08 November 2008, 18:56
Chechnya rejected a special lab for remains identification
The Ministry of Health of Russia has denied the proposal of Chechen leaders to set up in the republic s special laboratory for genetic examination of unidentified bodies.
"The heads of the Ministry of Health and Social Development of Russia have rejected the request of our authorities to open in the republic a laboratory for genetic examination of unidentified bodies. The Ministry argued that the republic lacks respective specialists; therefore, there are no guarantees that the examination results will be reliable. In our opinion, these arguments are far-fetched, because specialists of any due level can be trained," the Ministry of Health of Chechnya has stated.

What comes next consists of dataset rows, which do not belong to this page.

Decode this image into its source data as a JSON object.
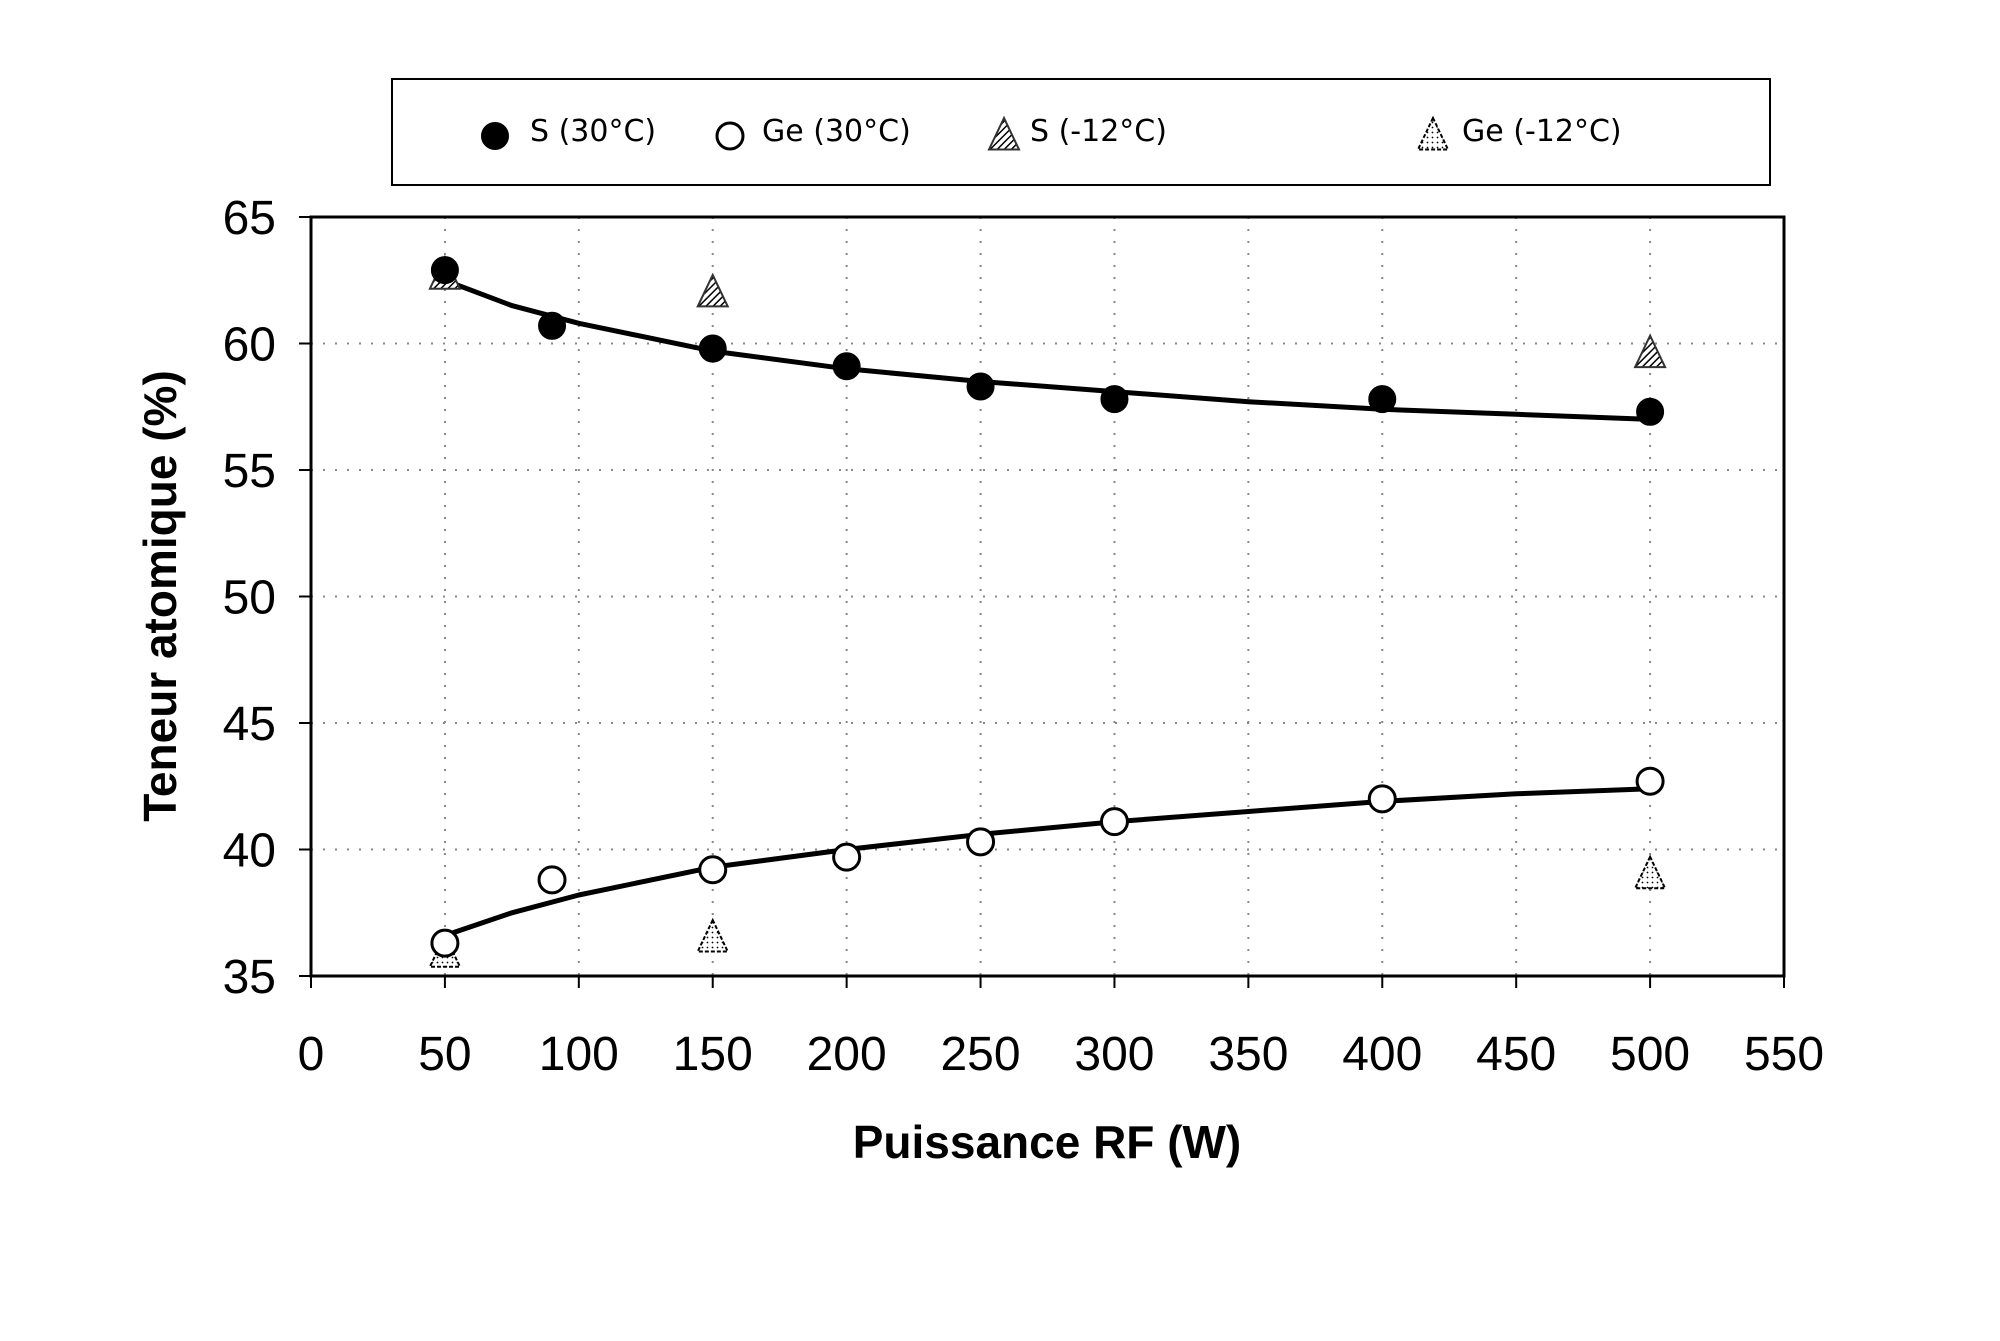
{
  "chart_data": {
    "type": "scatter",
    "xlabel": "Puissance RF (W)",
    "ylabel": "Teneur atomique (%)",
    "xlim": [
      0,
      550
    ],
    "ylim": [
      35,
      65
    ],
    "xticks": [
      "0",
      "50",
      "100",
      "150",
      "200",
      "250",
      "300",
      "350",
      "400",
      "450",
      "500",
      "550"
    ],
    "yticks": [
      "35",
      "40",
      "45",
      "50",
      "55",
      "60",
      "65"
    ],
    "grid": "dotted",
    "legend_position": "top",
    "series": [
      {
        "name": "S (30°C)",
        "marker": "filled-circle",
        "color": "#000000",
        "points": [
          [
            50,
            62.9
          ],
          [
            90,
            60.7
          ],
          [
            150,
            59.8
          ],
          [
            200,
            59.1
          ],
          [
            250,
            58.3
          ],
          [
            300,
            57.8
          ],
          [
            400,
            57.8
          ],
          [
            500,
            57.3
          ]
        ],
        "trend": [
          [
            50,
            62.5
          ],
          [
            75,
            61.5
          ],
          [
            100,
            60.8
          ],
          [
            150,
            59.7
          ],
          [
            200,
            59.0
          ],
          [
            250,
            58.5
          ],
          [
            300,
            58.1
          ],
          [
            350,
            57.7
          ],
          [
            400,
            57.4
          ],
          [
            450,
            57.2
          ],
          [
            500,
            57.0
          ]
        ]
      },
      {
        "name": "Ge (30°C)",
        "marker": "open-circle",
        "color": "#000000",
        "points": [
          [
            50,
            36.3
          ],
          [
            90,
            38.8
          ],
          [
            150,
            39.2
          ],
          [
            200,
            39.7
          ],
          [
            250,
            40.3
          ],
          [
            300,
            41.1
          ],
          [
            400,
            42.0
          ],
          [
            500,
            42.7
          ]
        ],
        "trend": [
          [
            50,
            36.6
          ],
          [
            75,
            37.5
          ],
          [
            100,
            38.2
          ],
          [
            150,
            39.3
          ],
          [
            200,
            40.0
          ],
          [
            250,
            40.6
          ],
          [
            300,
            41.1
          ],
          [
            350,
            41.5
          ],
          [
            400,
            41.9
          ],
          [
            450,
            42.2
          ],
          [
            500,
            42.4
          ]
        ]
      },
      {
        "name": "S (-12°C)",
        "marker": "hatched-triangle",
        "color": "#555555",
        "points": [
          [
            50,
            62.7
          ],
          [
            150,
            62.0
          ],
          [
            500,
            59.6
          ]
        ]
      },
      {
        "name": "Ge (-12°C)",
        "marker": "open-triangle",
        "color": "#000000",
        "points": [
          [
            50,
            35.9
          ],
          [
            150,
            36.5
          ],
          [
            500,
            39.0
          ]
        ]
      }
    ]
  }
}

Representatives of local human rights organizations have also extremely negatively treated the refusal of the Russian Ministry to set up a special laboratory in the republic. "Dozens of thousands persons were murdered and disappeared during the two military campaigns in the territory of Chechnya," Aslambek Apaev, expert of the Moscow Helsinki Group for Northern Caucasus, said in this context. "From time to time, human remains are found in different regions of the republic, and the cases, when victims' personalities were established, are pretty few."
Earlier, Ombudsman in the Chechen Republic Nurdi Nukhazhiev also severely criticised the refusal of the federal centre to set up a special laboratory for genetic examination of human remains in the Chechen Republic. In Mr Nukhazhiev's opinion, the refusal to set up the lab is backed up by power agencies afraid that their war crimes against peaceful residents could become known to the public. He has treated the arguments of the Russia's Ministry of Health as "ridiculous and immoral."